For a guy who was body-slammed out of teaching in city schools after his double life as a pro wrestler was exposed, Matt Kaye couldn't be happier.
The scandal last summer cost the 31-year-old social studies teacher his job at Benjamin Cardozo High School in Queens, but landed him a contract with World Wrestling Entertainment, which promptly cast Kaye in a familiar role.
In the ring, he's known as Matt Striker, an insufferably cocky and preppy schoolteacher hailing straight out of "the classroom."
"Some people, they love to hate me," Kaye said with classic bad-guy bluster. "And I love that they love to hate me."
The 6-foot-1, 237-pound grappling fanatic resigned from Cardozo after city investigators learned - from his own Web site, no less - that he had been moonlighting as a wrestler when he should have been teaching. Kaye also was accused of having his mother call in sick for him while he donned tights to pile drive opponents in Japan.
But Kaye, who worked five years as a teacher, picked himself up off the mat in a hurry.
"I pinch myself every day," he said. "I was born to do this."
Kaye is a regular on WWE's "Raw," where he hosts the "Striker's Classroom" segment, in which he stands before a blackboard and talks down to a lustily booing crowd. In one of his promotional photos, he wears a blue-and-white argyle sweater and impeccably pressed gray pants.

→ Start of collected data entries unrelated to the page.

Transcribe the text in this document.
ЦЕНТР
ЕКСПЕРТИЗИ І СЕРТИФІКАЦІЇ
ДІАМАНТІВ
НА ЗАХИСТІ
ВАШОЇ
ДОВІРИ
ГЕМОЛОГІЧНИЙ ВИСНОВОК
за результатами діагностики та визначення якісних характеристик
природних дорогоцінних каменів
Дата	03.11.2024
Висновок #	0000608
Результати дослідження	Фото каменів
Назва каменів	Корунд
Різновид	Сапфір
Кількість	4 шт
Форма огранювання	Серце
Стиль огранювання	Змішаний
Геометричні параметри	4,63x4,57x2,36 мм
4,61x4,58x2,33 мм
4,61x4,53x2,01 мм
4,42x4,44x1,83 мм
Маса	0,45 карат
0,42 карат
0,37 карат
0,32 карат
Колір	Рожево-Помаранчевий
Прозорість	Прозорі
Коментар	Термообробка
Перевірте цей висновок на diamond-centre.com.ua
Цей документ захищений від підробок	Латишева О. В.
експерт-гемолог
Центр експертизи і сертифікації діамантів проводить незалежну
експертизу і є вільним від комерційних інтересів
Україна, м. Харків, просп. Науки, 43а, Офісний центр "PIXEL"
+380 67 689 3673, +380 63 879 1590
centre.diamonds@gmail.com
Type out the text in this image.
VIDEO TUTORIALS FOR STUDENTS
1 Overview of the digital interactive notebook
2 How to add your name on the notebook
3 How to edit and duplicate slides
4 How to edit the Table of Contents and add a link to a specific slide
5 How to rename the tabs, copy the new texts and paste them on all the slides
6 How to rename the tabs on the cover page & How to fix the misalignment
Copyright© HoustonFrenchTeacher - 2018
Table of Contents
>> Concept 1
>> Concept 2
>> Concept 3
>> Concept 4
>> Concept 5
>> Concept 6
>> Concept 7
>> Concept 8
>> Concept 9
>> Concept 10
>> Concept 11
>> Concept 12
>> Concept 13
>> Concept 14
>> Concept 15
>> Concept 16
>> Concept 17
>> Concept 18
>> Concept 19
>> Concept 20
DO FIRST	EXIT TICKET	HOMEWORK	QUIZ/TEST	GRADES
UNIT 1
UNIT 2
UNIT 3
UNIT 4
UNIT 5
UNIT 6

"I am witty, I am pedantic, I am a touch condescending," he said. "If that's my true personality, then that's what I bring to the program times 10."
Infamy has been good for Kaye in other ways, too. He appears in the latest issue of GQ magazine, striking poses among kids in a classroom while wearing yellow wrestling trunks. On a recent WWE show, he strutted into an arena holding the magazine while trash-talking the crowd.
"Not only am I ridiculously good-looking, not only am I brilliant, but I have style," he crowed.
For all his macho on-air bravado, Kaye said he still misses his students at Cardozo, and regrets being unable to say goodbye to them when he was bounced from the classroom. "It's kind of like being pulled away from your family," he said.
But Kaye said he hopes to spend the rest of his career getting booed and pummeled inside the ring, rather than lecturing in front of a blackboard. "I am a 7-year-old child every day, living my dream," he said.